In einer Erklärung teilte APROSERPA, der Verband der Landwirte am linken Ufer des Guadiana (im Bezirk Beja), mit, dass er das Ministerium für Landwirtschaft und maritime Angelegenheiten gebeten habe, „mit höchster Dringlichkeit ein persönliches Fachtreffen anzusetzen, das bis Mitte nächster Woche stattfinden soll“.
Gegenstand der Angelegenheit sei, so der Verband, „die Situation des starken wirtschaftlichen Drucks, unter dem die landwirtschaftlichen Betriebe der Region stehen, die gleichzeitig mit dem Anstieg der Preise für Agrardiesel und einem starken Einbruch der Getreideernte auf Trockenflächen konfrontiert sind“.
„Sollte innerhalb der angegebenen Frist keine Antwort auf die Anfrage erfolgen, ist der Verband bereit, auf andere Protestformen zurückzugreifen, um das wirtschaftliche Überleben dieser landwirtschaftlichen Betriebe und der Region selbst zu verteidigen“, warnte APROSERPA.
In der heute veröffentlichten Erklärung wies der Landwirtschaftsverband darauf hin, dass er neben der Bitte um ein dringendes Treffen ein Fachdokument mit dem Titel „Agrardiesel: Die Energiekosten der Lebensmittelproduktion in Portugal“ an das von José Manuel Fernandes geleitete Ministerium geschickt habe.
Das Dokument „soll das Ausmaß der mit der landwirtschaftlichen Produktion verbundenen Energiekosten aufzeigen“, erklärte der Verband und betonte, dass „kein Landwirt landwirtschaftliche Maschinen betreibt oder Diesel verbraucht, nur um dessen willen“.
„Ein Traktor ist kein Freizeitfahrzeug. Jeder verbrauchte Liter ist ein notwendiger Produktionsfaktor für den Anbau von Lebensmitteln“, stellte der Verband fest und wies darauf hin, dass das Dokument „ein anschauliches Szenario eines achtstündigen Arbeitstages unter hohen Belastungsbedingungen“ darstelle, basierend auf „Verbrauchswerten, die bei standardisierten OECD-Tests an zwei landwirtschaftlichen Traktoren der Mittelklasse erfasst wurden“.
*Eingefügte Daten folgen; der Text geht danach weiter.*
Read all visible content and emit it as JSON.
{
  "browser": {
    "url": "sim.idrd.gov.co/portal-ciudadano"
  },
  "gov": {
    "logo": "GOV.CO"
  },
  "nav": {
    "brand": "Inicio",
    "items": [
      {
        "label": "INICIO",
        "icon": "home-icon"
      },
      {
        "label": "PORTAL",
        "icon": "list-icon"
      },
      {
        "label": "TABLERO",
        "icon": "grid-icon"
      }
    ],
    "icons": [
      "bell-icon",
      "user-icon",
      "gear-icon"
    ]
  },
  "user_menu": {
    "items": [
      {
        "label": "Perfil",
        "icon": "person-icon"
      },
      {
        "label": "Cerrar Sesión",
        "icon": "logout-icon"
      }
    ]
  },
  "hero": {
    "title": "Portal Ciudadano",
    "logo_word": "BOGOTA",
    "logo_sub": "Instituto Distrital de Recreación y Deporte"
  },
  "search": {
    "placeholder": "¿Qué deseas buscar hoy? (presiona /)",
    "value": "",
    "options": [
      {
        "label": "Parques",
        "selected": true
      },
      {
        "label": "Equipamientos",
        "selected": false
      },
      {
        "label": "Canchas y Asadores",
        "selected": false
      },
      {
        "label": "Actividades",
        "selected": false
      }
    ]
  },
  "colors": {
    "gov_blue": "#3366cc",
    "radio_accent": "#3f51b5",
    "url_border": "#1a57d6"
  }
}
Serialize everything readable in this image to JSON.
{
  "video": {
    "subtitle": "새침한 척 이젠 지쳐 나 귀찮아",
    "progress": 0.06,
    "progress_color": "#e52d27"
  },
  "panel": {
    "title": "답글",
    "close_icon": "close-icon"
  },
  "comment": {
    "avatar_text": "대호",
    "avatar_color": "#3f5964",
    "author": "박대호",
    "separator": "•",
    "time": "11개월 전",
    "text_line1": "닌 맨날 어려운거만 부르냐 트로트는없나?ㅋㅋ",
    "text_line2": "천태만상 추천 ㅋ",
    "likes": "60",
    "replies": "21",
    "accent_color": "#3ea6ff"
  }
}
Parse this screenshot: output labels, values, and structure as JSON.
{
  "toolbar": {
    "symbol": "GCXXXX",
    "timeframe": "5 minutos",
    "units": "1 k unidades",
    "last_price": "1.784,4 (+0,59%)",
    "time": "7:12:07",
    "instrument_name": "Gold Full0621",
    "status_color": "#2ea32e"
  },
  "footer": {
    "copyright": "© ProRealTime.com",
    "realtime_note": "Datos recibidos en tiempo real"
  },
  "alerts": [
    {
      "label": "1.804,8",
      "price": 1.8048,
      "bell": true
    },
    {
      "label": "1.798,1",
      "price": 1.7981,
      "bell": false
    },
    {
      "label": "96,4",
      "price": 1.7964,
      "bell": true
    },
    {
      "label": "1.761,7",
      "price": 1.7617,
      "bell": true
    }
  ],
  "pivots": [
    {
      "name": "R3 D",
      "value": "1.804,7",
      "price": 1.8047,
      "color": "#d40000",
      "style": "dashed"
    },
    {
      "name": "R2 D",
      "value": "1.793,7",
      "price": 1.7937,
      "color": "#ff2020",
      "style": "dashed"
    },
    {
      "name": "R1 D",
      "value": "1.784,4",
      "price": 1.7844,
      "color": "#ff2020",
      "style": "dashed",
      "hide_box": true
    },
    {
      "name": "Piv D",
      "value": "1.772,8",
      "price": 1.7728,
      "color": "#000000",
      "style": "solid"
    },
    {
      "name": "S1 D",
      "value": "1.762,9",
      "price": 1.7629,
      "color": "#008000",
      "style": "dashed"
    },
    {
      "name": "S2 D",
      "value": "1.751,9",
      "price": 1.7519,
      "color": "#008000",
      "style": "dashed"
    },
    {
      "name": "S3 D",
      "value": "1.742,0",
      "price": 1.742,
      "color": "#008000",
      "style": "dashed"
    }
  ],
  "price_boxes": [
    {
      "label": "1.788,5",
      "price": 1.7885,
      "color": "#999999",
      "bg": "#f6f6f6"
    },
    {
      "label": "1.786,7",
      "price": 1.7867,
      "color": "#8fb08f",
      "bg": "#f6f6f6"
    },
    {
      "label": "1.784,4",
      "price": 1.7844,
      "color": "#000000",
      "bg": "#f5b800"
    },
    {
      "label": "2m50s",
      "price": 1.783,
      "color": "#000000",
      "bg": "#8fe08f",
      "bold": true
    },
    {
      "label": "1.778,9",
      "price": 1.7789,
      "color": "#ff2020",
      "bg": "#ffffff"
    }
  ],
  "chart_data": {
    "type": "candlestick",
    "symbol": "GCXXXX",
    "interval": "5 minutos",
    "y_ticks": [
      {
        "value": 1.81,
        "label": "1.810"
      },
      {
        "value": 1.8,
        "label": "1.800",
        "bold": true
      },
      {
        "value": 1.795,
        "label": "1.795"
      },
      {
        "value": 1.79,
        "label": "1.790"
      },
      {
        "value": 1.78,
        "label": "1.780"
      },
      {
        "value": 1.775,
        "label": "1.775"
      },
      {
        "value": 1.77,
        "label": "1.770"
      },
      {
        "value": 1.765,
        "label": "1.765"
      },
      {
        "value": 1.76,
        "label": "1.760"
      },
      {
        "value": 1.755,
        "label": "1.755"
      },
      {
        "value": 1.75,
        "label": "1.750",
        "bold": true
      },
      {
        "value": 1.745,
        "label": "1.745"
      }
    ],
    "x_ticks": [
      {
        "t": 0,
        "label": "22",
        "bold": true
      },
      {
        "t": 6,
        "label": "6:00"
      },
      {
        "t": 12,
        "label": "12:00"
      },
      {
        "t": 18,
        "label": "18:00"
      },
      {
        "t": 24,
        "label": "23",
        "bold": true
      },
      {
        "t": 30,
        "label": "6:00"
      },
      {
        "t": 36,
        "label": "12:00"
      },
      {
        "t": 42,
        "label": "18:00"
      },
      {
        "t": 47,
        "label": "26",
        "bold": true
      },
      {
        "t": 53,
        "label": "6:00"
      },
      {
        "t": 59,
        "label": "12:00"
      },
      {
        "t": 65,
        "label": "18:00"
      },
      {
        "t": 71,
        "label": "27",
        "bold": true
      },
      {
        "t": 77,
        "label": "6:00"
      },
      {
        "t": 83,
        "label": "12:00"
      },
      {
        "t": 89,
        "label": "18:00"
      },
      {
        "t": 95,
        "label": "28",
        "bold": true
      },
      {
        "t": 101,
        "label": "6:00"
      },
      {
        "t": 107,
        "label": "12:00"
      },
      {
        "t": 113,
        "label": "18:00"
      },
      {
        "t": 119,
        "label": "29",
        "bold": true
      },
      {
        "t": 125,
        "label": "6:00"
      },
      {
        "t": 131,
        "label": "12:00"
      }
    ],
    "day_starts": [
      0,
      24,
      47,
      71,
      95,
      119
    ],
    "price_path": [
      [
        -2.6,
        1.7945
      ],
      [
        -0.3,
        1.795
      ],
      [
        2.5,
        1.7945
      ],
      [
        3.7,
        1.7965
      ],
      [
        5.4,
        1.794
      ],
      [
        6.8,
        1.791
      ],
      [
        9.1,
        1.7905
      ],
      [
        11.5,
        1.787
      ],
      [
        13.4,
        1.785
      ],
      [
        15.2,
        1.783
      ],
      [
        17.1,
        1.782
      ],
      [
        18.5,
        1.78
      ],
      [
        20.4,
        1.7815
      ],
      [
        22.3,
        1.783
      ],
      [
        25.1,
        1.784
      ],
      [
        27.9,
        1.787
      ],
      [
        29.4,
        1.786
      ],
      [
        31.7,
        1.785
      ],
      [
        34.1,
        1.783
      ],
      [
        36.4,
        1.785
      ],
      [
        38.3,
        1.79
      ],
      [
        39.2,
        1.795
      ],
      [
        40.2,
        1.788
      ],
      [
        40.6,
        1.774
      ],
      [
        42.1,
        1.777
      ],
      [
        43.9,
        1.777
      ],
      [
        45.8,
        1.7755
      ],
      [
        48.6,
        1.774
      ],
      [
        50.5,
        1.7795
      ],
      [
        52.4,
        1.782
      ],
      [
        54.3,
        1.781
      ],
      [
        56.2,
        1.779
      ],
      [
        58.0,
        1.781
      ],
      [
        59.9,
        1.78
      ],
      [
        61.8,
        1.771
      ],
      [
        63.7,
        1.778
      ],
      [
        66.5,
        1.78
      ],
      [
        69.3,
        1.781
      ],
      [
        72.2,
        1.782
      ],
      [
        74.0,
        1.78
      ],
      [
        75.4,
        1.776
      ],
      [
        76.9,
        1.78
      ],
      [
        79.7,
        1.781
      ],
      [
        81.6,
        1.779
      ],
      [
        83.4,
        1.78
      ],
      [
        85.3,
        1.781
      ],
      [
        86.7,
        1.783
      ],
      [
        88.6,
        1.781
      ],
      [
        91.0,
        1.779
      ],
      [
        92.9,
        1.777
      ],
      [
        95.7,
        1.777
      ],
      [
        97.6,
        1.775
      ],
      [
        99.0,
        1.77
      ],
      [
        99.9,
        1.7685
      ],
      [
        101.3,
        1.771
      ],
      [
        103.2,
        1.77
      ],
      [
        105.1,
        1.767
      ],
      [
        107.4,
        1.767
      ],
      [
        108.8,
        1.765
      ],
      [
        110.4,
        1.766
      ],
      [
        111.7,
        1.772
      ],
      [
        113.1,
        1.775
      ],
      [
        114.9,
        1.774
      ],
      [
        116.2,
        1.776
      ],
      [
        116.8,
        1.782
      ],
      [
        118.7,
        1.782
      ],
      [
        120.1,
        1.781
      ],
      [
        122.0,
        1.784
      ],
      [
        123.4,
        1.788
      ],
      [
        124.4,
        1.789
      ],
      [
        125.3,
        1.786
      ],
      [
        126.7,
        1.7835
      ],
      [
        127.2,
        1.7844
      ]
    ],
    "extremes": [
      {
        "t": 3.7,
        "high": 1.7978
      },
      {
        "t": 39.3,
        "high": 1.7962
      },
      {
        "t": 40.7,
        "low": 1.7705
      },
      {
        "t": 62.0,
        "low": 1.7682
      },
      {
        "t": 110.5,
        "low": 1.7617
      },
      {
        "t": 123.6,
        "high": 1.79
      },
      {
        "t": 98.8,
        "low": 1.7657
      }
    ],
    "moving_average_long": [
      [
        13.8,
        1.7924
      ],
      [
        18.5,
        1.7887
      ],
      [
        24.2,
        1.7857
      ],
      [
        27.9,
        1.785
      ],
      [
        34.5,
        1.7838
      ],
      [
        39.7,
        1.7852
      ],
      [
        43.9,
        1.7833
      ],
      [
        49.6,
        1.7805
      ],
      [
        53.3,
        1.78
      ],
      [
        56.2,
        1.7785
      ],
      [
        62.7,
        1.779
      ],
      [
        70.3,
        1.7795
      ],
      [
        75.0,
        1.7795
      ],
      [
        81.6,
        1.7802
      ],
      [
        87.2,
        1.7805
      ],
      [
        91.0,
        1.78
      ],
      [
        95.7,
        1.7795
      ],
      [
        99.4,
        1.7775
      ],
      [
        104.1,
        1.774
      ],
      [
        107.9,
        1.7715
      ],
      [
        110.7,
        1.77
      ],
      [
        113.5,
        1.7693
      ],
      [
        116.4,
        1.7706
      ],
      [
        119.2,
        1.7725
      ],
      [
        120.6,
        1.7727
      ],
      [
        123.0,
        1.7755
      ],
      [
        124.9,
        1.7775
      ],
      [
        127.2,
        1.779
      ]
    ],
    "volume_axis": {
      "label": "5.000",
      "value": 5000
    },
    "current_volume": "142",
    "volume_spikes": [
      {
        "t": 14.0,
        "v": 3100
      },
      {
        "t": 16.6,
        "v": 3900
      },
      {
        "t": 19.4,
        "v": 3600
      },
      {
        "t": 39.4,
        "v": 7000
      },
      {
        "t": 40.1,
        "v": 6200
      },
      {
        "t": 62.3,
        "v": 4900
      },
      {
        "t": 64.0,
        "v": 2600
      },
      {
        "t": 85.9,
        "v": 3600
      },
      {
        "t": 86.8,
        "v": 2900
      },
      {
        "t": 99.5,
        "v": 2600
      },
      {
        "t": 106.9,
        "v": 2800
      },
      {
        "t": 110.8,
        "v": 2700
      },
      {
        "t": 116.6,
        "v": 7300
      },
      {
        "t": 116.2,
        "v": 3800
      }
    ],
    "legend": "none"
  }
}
Dem Verband zufolge „können zwei Traktoren in einer Acht-Stunden-Schicht rund 325 Liter Diesel verbrauchen“, eine Menge, die „rein zur Veranschaulichung der Menge entspricht, die ein leichter Diesel-Pkw mit einem Kraftstoffverbrauch von 5,5 Litern pro 100 Kilometer (L/100 km) benötigt, um etwa 5.900 Kilometer zurückzulegen.“
Zum durchschnittlichen Referenzpreis, so heißt es in dem Dokument, „belaufen sich die Kraftstoffkosten auf rund 542 Euro pro Tag.“
APROSERPA warnte ferner, dass „das Problem weit über den Kraftstofftank des Traktors hinausgeht“, da „Kraftstoff bei der Bodenbearbeitung, der Aussaat, der Ernte, der Getreide- und Futtermittelproduktion, der Tierfütterung sowie beim Transport der Erzeugnisse eine Rolle spielt“.
„Über den landwirtschaftlichen Betrieb hinaus fallen laufende Energiekosten im Zusammenhang mit Transport, Verarbeitung, Lagerung, Logistik und Vertrieb an“, erklärte der Verband und argumentierte, dass „anhaltende Steigerungen der Energiekosten Auswirkungen auf die gesamte Lebensmittelversorgungskette haben können“.
Laut APROSERPA ist diese Situation „besonders gravierend in einer Saison, die von starken Einbrüchen bei der Getreideproduktion auf Trockenflächen geprägt ist, was die Verfügbarkeit von selbst angebautem Futter verringert und die wirtschaftliche Anfälligkeit der Viehzüchter erhöht“.
In dem Dokument schlägt der Verband mehrere Maßnahmen vor, wie beispielsweise „die Prüfung eines automatischen Preisstabilisierungsmechanismus für marktengagierten Agrardiesel“ oder „eine vorübergehende Aufstockung der Fördermittel in Zeiten außergewöhnlicher Energiekostenspitzen“.
Darüber hinaus schlägt er vor, „die von den Landwirten tatsächlich gezahlten Preise zu überwachen und einen differenzierten Ansatz zu verfolgen, der die spezifischen Merkmale dünn besiedelter Gebiete berücksichtigt“.